O’Shea: Also, in terms of her somewhat conceivably high profile nature as a journalist, is she the sister that poses the greatest risk of getting the “family” exposed?

Murphy: Oddly enough, it’s Elisa that will prove to be the problem, since if her aspirations of becoming a star are ever realized, their lives would be exposed to a curious fact-hungry media. Being a celebrity is like being Icarus, the higher you fly, the more chances of having your wings burned off.

Being a magazine journalist myself, I can tell you right now that Christa is definitely in one of the lowest profile media jobs, since the only name-brand celebs that come out of magazines are the people at the top of the masthead. No one keeps track of writers and being involved in the media, she also has a close ear to the ground in the same way Marit does as a police officer. Writing is also one of the few professions where using a fake name is entirely acceptable.

However, I definitely agree with you that it seems impossible that these girls could be able to hide for so long. That’s not a slip on our part…it’s part of the plot itself. I can’t say anymore than that without blowing the first story arc, but you are dangerously close to seeing something that most readers haven’t picked up on yet (you’re good, Tim.)

O’Shea: Could you envision the book working if it had been all “brothers” instead of all “sisters”?

Murphy: Hmm… you know, I never gave it much thought in that direction. I knew what I wanted to do a book that starred several female protagonists and I was originally leaning more towards three. But when I started pulling it together and it became four, I thought that may make people think Spice Girls or Sex and the City unless I tossed in a brother or two. But the real point I wanted to explore was the relationship of a few women and their missing father. One becomes just like him, another seeks relationships with father figures that aren’t healthy for her, another becomes bitter on men entirely and the last hides in a world of make-believe acting. Yet all four are similar, in that they all stay busy so they can’t ever focus on the pain. I’m not sure if having a male figure in there would have complimented or deteriorated that important fact.

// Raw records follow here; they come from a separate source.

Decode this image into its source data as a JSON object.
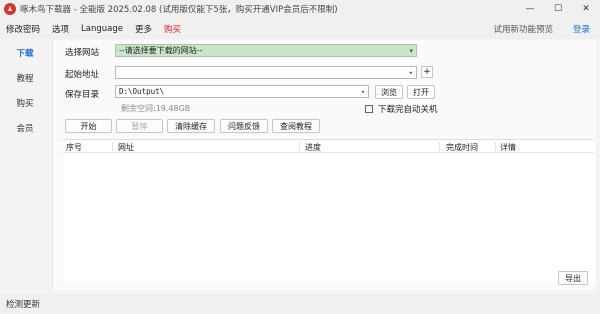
{
  "window": {
    "title": "啄木鸟下载器 - 全能版 2025.02.08 (试用版仅能下5张，购买开通VIP会员后不限制)",
    "minimize": "—",
    "maximize": "☐",
    "close": "✕"
  },
  "menubar": {
    "items": [
      "修改密码",
      "选项",
      "Language",
      "更多",
      "购买"
    ],
    "trial_link": "试用新功能预览",
    "login_link": "登录"
  },
  "sidebar": {
    "items": [
      "下载",
      "教程",
      "购买",
      "会员"
    ]
  },
  "form": {
    "site_label": "选择网站",
    "site_value": "--请选择要下载的网站--",
    "start_label": "起始地址",
    "start_value": "",
    "add_button": "+",
    "dir_label": "保存目录",
    "dir_value": "D:\\Output\\",
    "browse_button": "浏览",
    "open_button": "打开",
    "free_space": "剩余空间:19.48GB",
    "shutdown_label": "下载完自动关机",
    "shutdown_checked": false
  },
  "actions": {
    "start": "开始",
    "pause": "暂停",
    "clear_cache": "清除缓存",
    "feedback": "问题反馈",
    "tutorial": "查阅教程"
  },
  "table": {
    "headers": [
      "序号",
      "网址",
      "进度",
      "完成时间",
      "详情"
    ]
  },
  "export_button": "导出",
  "status": {
    "text": "检测更新"
  },
  "colors": {
    "site_select_bg": "#c8e6c8",
    "accent": "#1a6fd1",
    "buy": "#dd2222",
    "app_icon": "#d5372b"
  }
}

I feel Dag kind of serves as how I would have written a brother, had I added one in.

O’Shea: Is there anything else you’d like to discuss that I may have not asked?

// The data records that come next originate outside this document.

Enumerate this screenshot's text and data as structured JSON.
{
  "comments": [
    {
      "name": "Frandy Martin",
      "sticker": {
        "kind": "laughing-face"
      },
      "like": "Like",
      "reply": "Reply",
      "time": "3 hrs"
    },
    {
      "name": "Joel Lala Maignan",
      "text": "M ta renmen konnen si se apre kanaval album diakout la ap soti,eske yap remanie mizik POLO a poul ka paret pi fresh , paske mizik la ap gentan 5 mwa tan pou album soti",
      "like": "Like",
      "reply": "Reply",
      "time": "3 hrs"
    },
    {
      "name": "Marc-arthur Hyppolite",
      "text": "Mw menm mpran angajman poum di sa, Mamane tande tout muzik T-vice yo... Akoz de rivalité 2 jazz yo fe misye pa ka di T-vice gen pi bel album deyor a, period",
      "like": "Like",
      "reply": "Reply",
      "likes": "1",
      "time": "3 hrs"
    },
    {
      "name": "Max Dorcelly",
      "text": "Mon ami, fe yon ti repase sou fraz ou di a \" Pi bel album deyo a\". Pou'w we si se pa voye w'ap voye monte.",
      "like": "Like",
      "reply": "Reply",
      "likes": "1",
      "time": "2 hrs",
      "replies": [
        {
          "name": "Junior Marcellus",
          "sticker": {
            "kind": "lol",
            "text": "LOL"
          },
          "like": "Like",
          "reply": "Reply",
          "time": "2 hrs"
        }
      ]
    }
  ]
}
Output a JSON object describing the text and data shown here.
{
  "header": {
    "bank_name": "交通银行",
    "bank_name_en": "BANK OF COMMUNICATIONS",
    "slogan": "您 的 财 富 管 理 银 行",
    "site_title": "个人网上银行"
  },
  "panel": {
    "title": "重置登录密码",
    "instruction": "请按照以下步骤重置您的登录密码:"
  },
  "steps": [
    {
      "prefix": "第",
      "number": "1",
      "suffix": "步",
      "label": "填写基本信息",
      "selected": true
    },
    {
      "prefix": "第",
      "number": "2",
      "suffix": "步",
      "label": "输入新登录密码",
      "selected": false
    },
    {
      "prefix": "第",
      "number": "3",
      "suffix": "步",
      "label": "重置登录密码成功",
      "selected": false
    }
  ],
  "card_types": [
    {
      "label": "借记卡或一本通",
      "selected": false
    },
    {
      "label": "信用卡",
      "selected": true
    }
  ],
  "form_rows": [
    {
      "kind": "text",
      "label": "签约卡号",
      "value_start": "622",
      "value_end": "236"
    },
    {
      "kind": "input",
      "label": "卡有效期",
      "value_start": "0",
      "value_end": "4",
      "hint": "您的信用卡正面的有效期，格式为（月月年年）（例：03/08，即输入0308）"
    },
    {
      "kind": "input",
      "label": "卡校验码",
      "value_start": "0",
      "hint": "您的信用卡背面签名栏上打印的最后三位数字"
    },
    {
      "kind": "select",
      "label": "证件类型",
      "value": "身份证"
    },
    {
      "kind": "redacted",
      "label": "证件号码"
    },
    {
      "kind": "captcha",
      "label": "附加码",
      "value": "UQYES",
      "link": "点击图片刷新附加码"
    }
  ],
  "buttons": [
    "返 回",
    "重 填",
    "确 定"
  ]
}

Murphy: I just want to thank all the retailers, distributors, reviewers and readers that have been so supportive of all our projects for the past year and a half. We never really get a chance to say ‘thank you’ except at shows and such, but without your help, we couldn’t create the projects we feel we need to get out of ourselves. I’m proud of what comics can achieve and the stories they can share, so it’s really amazing to have so many people back you up when you’re working on making your own dreams a reality.

I also think that anyone reading this also obviously reads comics, and that anyone that reads comics wants to make their own. That’s why I encourage anyone reading this to get out there and figure out some way to share the ideas they also have in their head. Four years ago, Two Over Ten, Far From Saints and Fade From Blue were just ideas floating around in an idea book I had. Today, Diamond has certified “Fade From Blue” cool ‘four’ times out of only six issues and called us the ‘next evolution to Strangers in Paradise”. We’ve had Wizard make us one of this years’ buzz books in Wizard Edge (We’re even listed in their price guide between Fables and Fantastic Four.) CBG and other reviewers have graded many of our books with A’s over other titles that I think are better than we are. All these terrific experiences would never have happened if we didn’t try… and I think the greatest stories to be found in comic books have yet to be told, because those that have those stories haven’t entered the industry yet. So get busy, so you can leave me and the rest of the industry speechless.